Wenn der Medienforscher Lutz Hachmeister der BERLINER ZEITUNG ein Interview zum bevorstehenden "TV-Duell zwischen Gerhard Schröder und Angela Merkel am 4. September" gibt, dann gibt er beiden auch Ratschläge:

"Bei Schröder besteht immer die Gefahr, dass er zu arrogant wird, dass er zu überlegen und zu lässig agiert. Frau Merkel hat Probleme beim Formulieren ganzer Sätze und wirkt zu trutschig."
Wenn Angela Merkel dem Wahlvolke direkt - und nicht nur durch eine Kamera - ins Auge blickt, etwa auf dem Kasseler Königsplatz, dann ist die FRANKFURTER ALLGEMEINE dabei. "Frau Merkels Redeweise geht alles Verführerische ab. Sie gibt sich gar keine Mühe, das Wohlwollen des Publikums zu gewinnen", findet hinterher Patrick Bahners, der Feuilletonchef des Blattes und als bekennender Donaldist ein Anhänger des Universums von Entenhausen:

"Ihre Stilberater haben sie aus den Hosenanzügen befreit und ihr Spitzen in die Haare gedreht. Doch ihr Vortrag bleibt formlos und uncharmant. Die Sätze haben keine Melodie, die Worte keine Farbe.
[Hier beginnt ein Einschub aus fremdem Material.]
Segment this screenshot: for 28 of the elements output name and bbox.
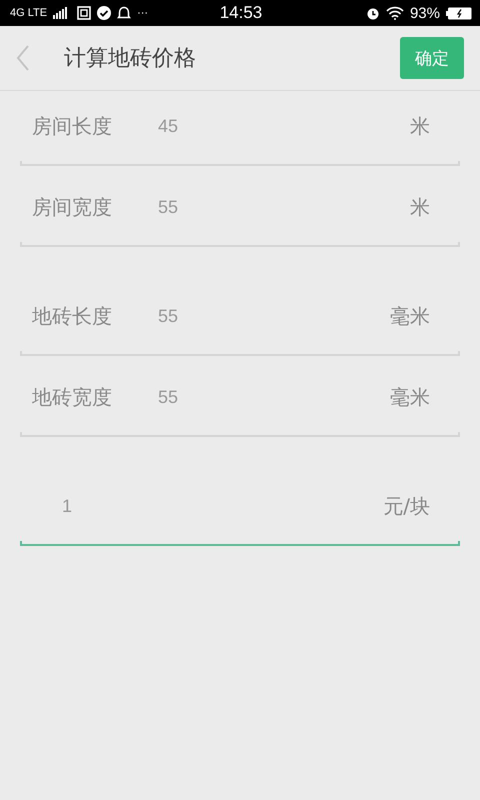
bell-icon (117, 6, 132, 20)
page-title: 计算地砖价格 (64, 45, 197, 73)
battery-label: 93% (410, 4, 440, 22)
more-label: ··· (137, 7, 148, 19)
check-icon (97, 6, 112, 20)
text-field[interactable]: 55 (158, 306, 390, 326)
field-label: 房间长度 (32, 112, 113, 140)
alarm-icon (366, 6, 380, 20)
screen-icon (77, 6, 92, 20)
unit-label: 毫米 (390, 384, 430, 410)
field-label: 地砖宽度 (32, 384, 113, 410)
field-label: 地砖长度 (32, 302, 113, 330)
field-label: 房间宽度 (32, 194, 113, 220)
text-field[interactable]: 55 (158, 386, 390, 408)
signal-icon (53, 7, 68, 19)
text-field[interactable]: 45 (158, 116, 410, 136)
text-field[interactable]: 1 (32, 496, 384, 516)
confirm-button[interactable]: 确定 (400, 37, 464, 79)
battery-icon (446, 6, 472, 20)
unit-label: 米 (410, 112, 430, 140)
clock: 14:53 (220, 3, 262, 23)
wifi-icon (386, 6, 404, 20)
network-label: 4G LTE (10, 7, 48, 19)
unit-label: 毫米 (390, 302, 430, 330)
unit-label: 元/块 (383, 492, 430, 520)
back-icon[interactable] (16, 45, 30, 71)
unit-label: 米 (410, 194, 430, 220)
text-field[interactable]: 55 (158, 196, 410, 218)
Sie zerstückelt jeden Satz wie eine Wurstverkäuferin den Schinkenspeck und ein Waffenlobbyist die Millionen."

Wir Donaldisten könnten auch sagen: So ähnlich wie Daisy Duck.
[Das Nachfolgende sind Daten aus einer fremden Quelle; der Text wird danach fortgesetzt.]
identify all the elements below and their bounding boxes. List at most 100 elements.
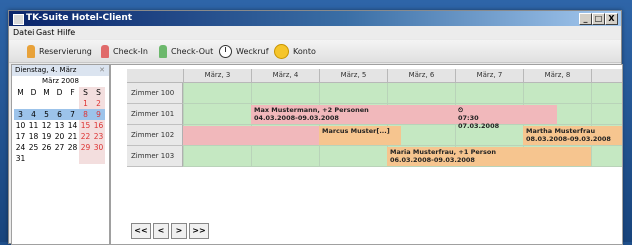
calendar-day[interactable]: 3 — [14, 109, 27, 120]
booking-bar[interactable]: Max Mustermann, +2 Personen 04.03.2008-09… — [251, 105, 455, 124]
app-icon — [13, 14, 24, 25]
calendar-day[interactable]: 7 — [66, 109, 79, 120]
calendar-day[interactable]: 4 — [27, 109, 40, 120]
room-row: Zimmer 100 — [127, 83, 622, 104]
availability-cell[interactable] — [523, 83, 591, 104]
calendar-day[interactable]: 20 — [53, 131, 66, 142]
date-column-header[interactable]: M — [591, 69, 622, 82]
booking-grid: März, 3 März, 4 März, 5 März, 6 März, 7 März,… — [127, 69, 622, 194]
checkout-button[interactable]: Check-Out — [159, 43, 213, 59]
availability-cell[interactable] — [183, 146, 251, 167]
window-title: TK-Suite Hotel-Client — [26, 13, 133, 23]
calendar-day[interactable]: 1 — [79, 98, 92, 109]
booking-bar[interactable]: Maria Musterfrau, +1 Person 06.03.2008-09… — [387, 147, 591, 166]
date-column-header[interactable]: März, 6 — [387, 69, 455, 82]
calendar-day[interactable]: 10 — [14, 120, 27, 131]
booking-dates: 08.03.2008-09.03.2008 — [526, 135, 611, 143]
room-label[interactable]: Zimmer 101 — [127, 104, 183, 125]
availability-cell[interactable] — [183, 104, 251, 125]
title-bar: TK-Suite Hotel-Client _ □ X — [9, 11, 621, 26]
checkin-button[interactable]: Check-In — [101, 43, 148, 59]
calendar-day[interactable]: 9 — [92, 109, 105, 120]
room-label[interactable]: Zimmer 102 — [127, 125, 183, 146]
date-column-header[interactable]: März, 4 — [251, 69, 319, 82]
booking-guest: Max Mustermann, +2 Personen — [254, 106, 369, 114]
calendar-day[interactable]: 30 — [92, 142, 105, 153]
reservierung-button[interactable]: Reservierung — [27, 43, 92, 59]
last-page-button[interactable]: >> — [189, 223, 209, 239]
checkin-icon — [101, 44, 109, 58]
close-button[interactable]: X — [605, 13, 618, 25]
first-page-button[interactable]: << — [131, 223, 151, 239]
calendar-day[interactable]: 22 — [79, 131, 92, 142]
calendar-panel: Dienstag, 4. März ✕ März 2008 MDMDFSS123… — [11, 64, 110, 245]
calendar-day[interactable]: 12 — [40, 120, 53, 131]
calendar-day[interactable]: 17 — [14, 131, 27, 142]
konto-label: Konto — [293, 46, 316, 56]
availability-cell[interactable] — [183, 83, 251, 104]
booking-bar[interactable]: ⏲ 07:30 07.03.2008 — [455, 105, 557, 130]
calendar-day[interactable]: 31 — [14, 153, 27, 164]
availability-cell[interactable] — [319, 146, 387, 167]
booking-bar[interactable]: Marcus Muster[...] — [319, 126, 401, 145]
calendar-empty — [27, 153, 40, 164]
availability-cell[interactable] — [319, 83, 387, 104]
availability-cell[interactable] — [387, 83, 455, 104]
minimize-button[interactable]: _ — [579, 13, 592, 25]
weekday-header: M — [17, 88, 24, 97]
availability-cell[interactable] — [251, 83, 319, 104]
konto-button[interactable]: Konto — [274, 43, 316, 59]
date-column-header[interactable]: März, 3 — [183, 69, 251, 82]
availability-cell[interactable] — [591, 146, 622, 167]
room-planner: März, 3 März, 4 März, 5 März, 6 März, 7 März,… — [110, 64, 623, 245]
calendar-day[interactable]: 25 — [27, 142, 40, 153]
booking-guest: 07:30 — [458, 114, 479, 122]
maximize-button[interactable]: □ — [592, 13, 605, 25]
konto-icon — [274, 43, 289, 59]
next-page-button[interactable]: > — [171, 223, 187, 239]
calendar-empty — [53, 153, 66, 164]
weekday-header: D — [30, 88, 37, 97]
calendar-day[interactable]: 13 — [53, 120, 66, 131]
calendar-day[interactable]: 15 — [79, 120, 92, 131]
calendar-day[interactable]: 6 — [53, 109, 66, 120]
menu-gast[interactable]: Gast — [36, 27, 54, 38]
calendar-day[interactable]: 26 — [40, 142, 53, 153]
weckruf-label: Weckruf — [236, 46, 269, 56]
booking-bar[interactable]: Martha Musterfrau 08.03.2008-09.03.2008 — [523, 126, 622, 145]
availability-cell[interactable] — [251, 146, 319, 167]
calendar-day[interactable]: 27 — [53, 142, 66, 153]
booking-guest: Marcus Muster[...] — [322, 127, 390, 135]
menu-datei[interactable]: Datei — [13, 27, 34, 38]
calendar-day[interactable]: 21 — [66, 131, 79, 142]
prev-page-button[interactable]: < — [153, 223, 169, 239]
mini-calendar: M D M D F S S 1 2 3 4 5 6 7 8 9 10 11 12 13 14 15 16 17 18 19 20 21… — [14, 87, 105, 164]
calendar-day[interactable]: 19 — [40, 131, 53, 142]
calendar-day[interactable]: 5 — [40, 109, 53, 120]
calendar-day[interactable]: 14 — [66, 120, 79, 131]
alarm-clock-icon: ⏲ — [458, 106, 464, 114]
calendar-day[interactable]: 11 — [27, 120, 40, 131]
availability-cell[interactable] — [591, 104, 622, 125]
availability-cell[interactable] — [591, 83, 622, 104]
date-header: Dienstag, 4. März ✕ — [12, 65, 109, 76]
booking-dates: 06.03.2008-09.03.2008 — [390, 156, 475, 164]
room-label[interactable]: Zimmer 100 — [127, 83, 183, 104]
date-column-header[interactable]: März, 8 — [523, 69, 591, 82]
panel-close-icon[interactable]: ✕ — [99, 65, 105, 76]
availability-cell[interactable] — [455, 83, 523, 104]
calendar-day[interactable]: 16 — [92, 120, 105, 131]
calendar-day[interactable]: 29 — [79, 142, 92, 153]
calendar-day[interactable]: 24 — [14, 142, 27, 153]
calendar-day[interactable]: 8 — [79, 109, 92, 120]
menu-hilfe[interactable]: Hilfe — [57, 27, 75, 38]
date-column-header[interactable]: März, 5 — [319, 69, 387, 82]
calendar-day[interactable]: 28 — [66, 142, 79, 153]
room-label[interactable]: Zimmer 103 — [127, 146, 183, 167]
calendar-day[interactable]: 18 — [27, 131, 40, 142]
calendar-day[interactable]: 23 — [92, 131, 105, 142]
weckruf-button[interactable]: Weckruf — [219, 43, 269, 59]
date-column-header[interactable]: März, 7 — [455, 69, 523, 82]
booking-guest: Maria Musterfrau, +1 Person — [390, 148, 496, 156]
calendar-day[interactable]: 2 — [92, 98, 105, 109]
Wenn der Gitarrist Keith Richards - der Ende der Woche mit seinen Rolling Stones eine Welttournee startet, dem SPIEGEL ein Interview gibt, und darin gefragt wird, ob heute nicht "jeder Depp dank moderner und preiswerter Technik seine Hausmusik professionell aufnehmen könne", dann ist seine Antwort zumindest differenziert:

"Kann schon sein, dass heute mehr Irre als früher Platten machen, aber vielleicht sind darunter auch Supertalente, die sonst nie entdeckt würden."
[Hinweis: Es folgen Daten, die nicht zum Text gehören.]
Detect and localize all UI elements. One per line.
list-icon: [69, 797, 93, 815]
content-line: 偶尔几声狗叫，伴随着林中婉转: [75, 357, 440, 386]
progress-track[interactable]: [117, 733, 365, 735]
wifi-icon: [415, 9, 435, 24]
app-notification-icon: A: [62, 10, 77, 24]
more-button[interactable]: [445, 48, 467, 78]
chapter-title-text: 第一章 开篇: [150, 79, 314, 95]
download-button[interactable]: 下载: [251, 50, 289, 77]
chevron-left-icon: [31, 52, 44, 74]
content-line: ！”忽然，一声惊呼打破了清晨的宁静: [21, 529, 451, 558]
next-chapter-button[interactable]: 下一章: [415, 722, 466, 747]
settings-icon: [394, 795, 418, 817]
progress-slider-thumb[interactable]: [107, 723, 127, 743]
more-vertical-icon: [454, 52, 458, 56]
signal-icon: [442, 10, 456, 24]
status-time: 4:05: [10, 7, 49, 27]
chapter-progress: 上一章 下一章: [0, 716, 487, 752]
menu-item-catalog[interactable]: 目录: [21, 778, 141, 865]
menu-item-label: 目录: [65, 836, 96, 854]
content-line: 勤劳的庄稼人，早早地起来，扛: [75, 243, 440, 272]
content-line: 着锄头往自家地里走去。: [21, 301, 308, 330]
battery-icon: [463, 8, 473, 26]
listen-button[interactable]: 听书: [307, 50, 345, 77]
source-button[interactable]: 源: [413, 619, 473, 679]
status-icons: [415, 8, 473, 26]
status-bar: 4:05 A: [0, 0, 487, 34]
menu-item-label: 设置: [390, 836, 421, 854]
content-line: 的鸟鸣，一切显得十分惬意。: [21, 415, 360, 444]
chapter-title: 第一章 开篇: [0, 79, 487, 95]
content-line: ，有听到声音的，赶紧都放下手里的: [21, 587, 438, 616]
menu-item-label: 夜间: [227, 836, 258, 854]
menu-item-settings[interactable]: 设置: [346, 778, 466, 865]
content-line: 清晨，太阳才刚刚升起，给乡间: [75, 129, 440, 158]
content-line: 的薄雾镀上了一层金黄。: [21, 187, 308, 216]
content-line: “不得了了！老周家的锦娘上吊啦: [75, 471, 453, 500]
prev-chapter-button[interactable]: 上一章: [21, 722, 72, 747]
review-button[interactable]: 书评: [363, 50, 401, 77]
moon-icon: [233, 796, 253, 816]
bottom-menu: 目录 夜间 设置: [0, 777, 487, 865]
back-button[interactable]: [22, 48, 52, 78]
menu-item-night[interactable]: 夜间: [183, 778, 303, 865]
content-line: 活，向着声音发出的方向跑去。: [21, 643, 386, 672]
Wenn der Maler Gerhard Richter hingegen vom SPIEGEL interviewt und befragt wird, wie die Millionen-Summen auf ihn wirken, die bei Auktionen mit seinen Werken erzielt werden, dann erfahren wir wieder einmal, dass Geld durchaus nicht nur glücklich macht:

"Von solchen Rekordsummen zu hören ist natürlich erst mal sehr erfreulich, und zugleich ist es erschreckend. Vor allem aber taugt so was nicht als Motivation zur Arbeit."